Le deuxième palier, ce sont les régimes de retraite privés. Ils sont à cotisation déterminée ou à prestation déterminée. Dans le cas des régimes à cotisation déterminée, vous savez combien d’argent est investi dans votre régime par vous et votre employeur, mais votre rente de retraite dépendra des aléas du marché. Dans le cas des régimes à prestation déterminée, c’est le montant d’argent qui doit y être investi qui fluctue selon les aléas du marché, afin de pouvoir garantir une rente prédéterminée à la retraite.
Le dernier palier, c’est l’épargne retraite individuelle, soit les régimes d’épargne-retraite (REER), les comptes d’épargne libre d’impôt CELI ou l’épargne personnelle. Par exemple, la valeur de votre maison.
Ce système fait en sorte que de nombreuses personnes ne bénéficient pas d’un revenu décent à la retraite parce qu’elles n’ont pas accès aux trois paliers.
Une proposition en cinq points
À mon avis, il est grand temps de changer la façon de voir la retraite au Québec. Il faut que les revenus de retraite soient constitués de rentes publiques décentes plutôt que de dépendre d’un accès ou pas à un bon régime privé et de l’épargne retraite accumulée durant notre vie active.
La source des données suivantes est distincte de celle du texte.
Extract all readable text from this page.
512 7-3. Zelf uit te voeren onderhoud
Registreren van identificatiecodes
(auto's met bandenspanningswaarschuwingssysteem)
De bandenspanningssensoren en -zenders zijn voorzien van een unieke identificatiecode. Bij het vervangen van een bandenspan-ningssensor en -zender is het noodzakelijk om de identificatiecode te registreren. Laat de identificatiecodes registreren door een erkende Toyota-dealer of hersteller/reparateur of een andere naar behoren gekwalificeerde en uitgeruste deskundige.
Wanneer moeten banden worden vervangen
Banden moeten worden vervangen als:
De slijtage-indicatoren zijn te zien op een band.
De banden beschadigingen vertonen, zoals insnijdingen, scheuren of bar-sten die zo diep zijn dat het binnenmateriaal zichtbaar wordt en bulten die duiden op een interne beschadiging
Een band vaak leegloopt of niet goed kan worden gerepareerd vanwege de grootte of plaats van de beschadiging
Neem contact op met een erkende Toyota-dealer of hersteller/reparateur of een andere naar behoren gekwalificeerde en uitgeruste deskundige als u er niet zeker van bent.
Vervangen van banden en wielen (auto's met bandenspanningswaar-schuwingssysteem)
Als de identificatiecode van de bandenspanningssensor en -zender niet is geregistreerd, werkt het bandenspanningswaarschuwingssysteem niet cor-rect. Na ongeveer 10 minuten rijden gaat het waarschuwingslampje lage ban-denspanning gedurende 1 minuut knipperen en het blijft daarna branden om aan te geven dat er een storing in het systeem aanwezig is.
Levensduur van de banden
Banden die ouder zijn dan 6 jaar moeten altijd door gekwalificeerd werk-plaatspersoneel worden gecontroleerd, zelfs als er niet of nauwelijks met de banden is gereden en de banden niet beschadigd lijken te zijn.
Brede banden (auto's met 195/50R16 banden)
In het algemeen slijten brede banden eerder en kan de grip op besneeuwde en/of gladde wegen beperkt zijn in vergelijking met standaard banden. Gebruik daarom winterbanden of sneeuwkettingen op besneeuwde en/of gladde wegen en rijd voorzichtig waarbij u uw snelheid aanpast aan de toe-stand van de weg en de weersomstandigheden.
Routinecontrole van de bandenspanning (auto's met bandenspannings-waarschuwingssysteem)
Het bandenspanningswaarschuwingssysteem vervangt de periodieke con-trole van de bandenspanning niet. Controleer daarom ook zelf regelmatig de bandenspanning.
À l’aube d’une campagne électorale, j’aimerais bien entendre un parti politique proposé une vision d’avenir concernant notre système de retraite.
Un régime constitué d’un seul palier, soit un régime public qui offre un taux de remplacement du revenu de travail suffisamment élevé pour que ce ne soit plus nécessaire de compter sur un régime privé pour espérer une retraite décente. Et que l’épargne personnelle soit une option et non une nécessité.
Ce régime serait administré de façon paritaire par des personnes représentant les travailleuses et les travailleurs et le patronat et qui auraient, entre autres, comme mission :
1. De s’assurer que la personne retraitée bénéficie d’une rente de retraite décente qui lui permette, entre autres, de se nourrir, se loger, se vêtir, et d’avoir accès à des loisirs de façon convenable;
2. Qu’il n’y est pas d’iniquité entre les hommes et les femmes;
3. D’assurer de la pérennité du régime;
4. D’informer et assurer la formation de la population québécoise sur le fonctionnement et la mission de ce régime;
5. Que les sommes investies dans ce régime servent au développement économique du Québec.
C’est le genre de débat de société que j’aimerais entendre pendant une campagne électorale. Les questions suivantes pourraient être soulevées :
1. Que voulons-nous pour nos retraités actuels et futurs ?
2. Pourquoi les travailleuses et les travailleurs, de même que les entreprises continueraient d’investir des centaines de millions de dollars dans des régimes de retraite privés qui ne profitent qu’à peu de personnes ?
3. Pourquoi tenter de réparer à la pièce un système qui fera toujours des exclus et sera source d’iniquité ?
Pour ma part, il m’apparait très clair qu’une retraite décente ne doit pas être une question de chance, mais un choix de société et qu’un débat s’impose.